Perkawinan diakui sebagai suatu persekutuan cinta antara seorang pria dan
seorang wanita dengan kesadaran penuh dan bebas menyerahkan seluruh diri serta
segala kemampuannya satu sama lain untuk selama-lamanya.[2] Perkawinan
yang berdasarkan cinta dan pemahaman yang benar tentang seksualitas pada akhir-akhir
ini, telah mengalami degradasi penghayatan akan kekudusan dan kemurnian sebuah
perkawinan oleh berbagai macam problem sosial kemasyarakatan yang dilakukan
kaum muda yakni hubungan seks pranikah. Kehidupan kaum mudah zaman sekarang
banyak terjebak dalam masalah hubungan seks pranikah. Kasus hubungan seks pranikah
menjadi sebuah persoalan yang menantang moral perkawinan, seksualitas, dan
harkat dan martabat manusia sebagai makhluk yang bermoral dan berakal budi Dunia
dewasa ini, ditandai dengan kemajuan dalam bidang teknologi dan mempengaruhi
gaya hidup manusia secara khusus kaum muda. Pada dasarnya segala perubahan dan
perkembangan dunia memberikan sumbangsi baik positif maupun negatif. Salah satu
aspek negatif dari perubahan dunia yakni perilaku seks yang menyimpang pada
kalangan kaum muda.

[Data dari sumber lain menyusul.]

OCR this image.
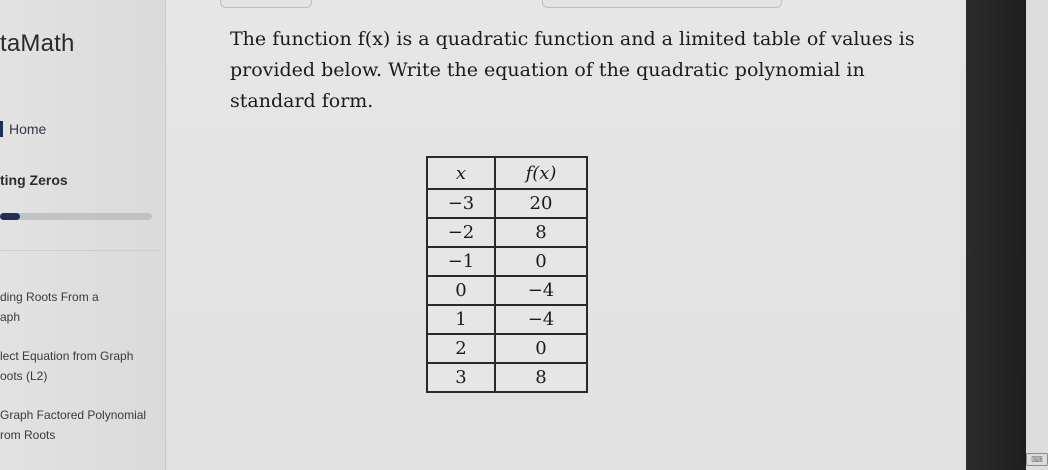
taMath
Home
ting Zeros
ding Roots From a
aph
lect Equation from Graph
oots (L2)
Graph Factored Polynomial
rom Roots
The function f(x) is a quadratic function and a limited table of values is
provided below. Write the equation of the quadratic polynomial in
standard form.
x	f(x)
−3	20
−2	8
−1	0
0	−4
1	−4
2	0
3	8
⌨
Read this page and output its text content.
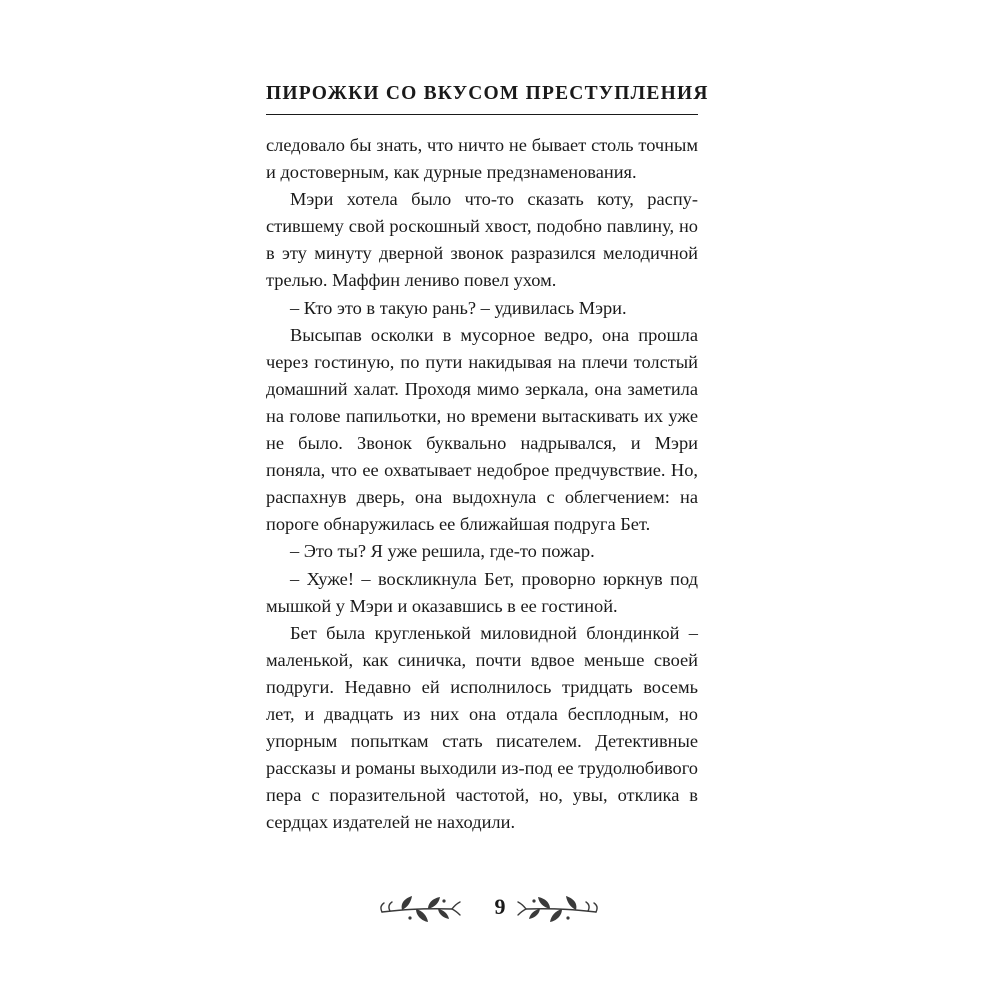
ПИРОЖКИ СО ВКУСОМ ПРЕСТУПЛЕНИЯ

следовало бы знать, что ничто не бывает столь точным и достоверным, как дурные предзнаменования.

Мэри хотела было что-то сказать коту, распустившему свой роскошный хвост, подобно павлину, но в эту минуту дверной звонок разразился мелодичной трелью. Маффин лениво повел ухом.

– Кто это в такую рань? – удивилась Мэри.

Высыпав осколки в мусорное ведро, она прошла через гостиную, по пути накидывая на плечи толстый домашний халат. Проходя мимо зеркала, она заметила на голове папильотки, но времени вытаскивать их уже не было. Звонок буквально надрывался, и Мэри поняла, что ее охватывает недоброе предчувствие. Но, распахнув дверь, она выдохнула с облегчением: на пороге обнаружилась ее ближайшая подруга Бет.

– Это ты? Я уже решила, где-то пожар.

– Хуже! – воскликнула Бет, проворно юркнув под мышкой у Мэри и оказавшись в ее гостиной.

Бет была кругленькой миловидной блондинкой – маленькой, как синичка, почти вдвое меньше своей подруги. Недавно ей исполнилось тридцать восемь лет, и двадцать из них она отдала бесплодным, но упорным попыткам стать писателем. Детективные рассказы и романы выходили из-под ее трудолюбивого пера с поразительной частотой, но, увы, отклика в сердцах издателей не находили.

9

Menurut Rifai, perkembangan teknologi telah membawa
perubahan pada tatanan kehidupan dan gaya hidup kaum muda secara luas
mempengaruhi perilaku seksual remaja ke arah penyimpangan norma moral seksualitas.[3] Kehadiran
teknologi telah menghadirkan berbagai masalah antara lain masalah tentang seks
pranikah, pemerkosaan dan berbagai
perilaku seksual yang tidak bertanggung jawab lainnya. Kementerian Kesehatan Indonesia pada tahun 2018, akibat perkembangan
teknologi, kaum muda Indonesia mengalami darurat seks dengan hasil persentase 62,7% remaja Indonesia pernah melakukan hubungan seks
pranikah.[4]
Berdasarkan
analisis Juliano Witjaksono dalam Deputi Bidang Keluarga Berencana dan
Kesehatan Reproduksi Badan Kependudukan dan Keluarga Berencana Nasional
(BKKBN), menegaskan bahwa jumlah kaum muda yang melakukan hubungan seks
pranikah mengalami tren meningkat di daerah pedesaan.[5]
Berdasarkan hasil penelitian terdapat 46 persen kaum muda berusia 15-19 tahun
sudah berhubungan seksual dan 48-51 persen perempuan yang sudah hamil.[6]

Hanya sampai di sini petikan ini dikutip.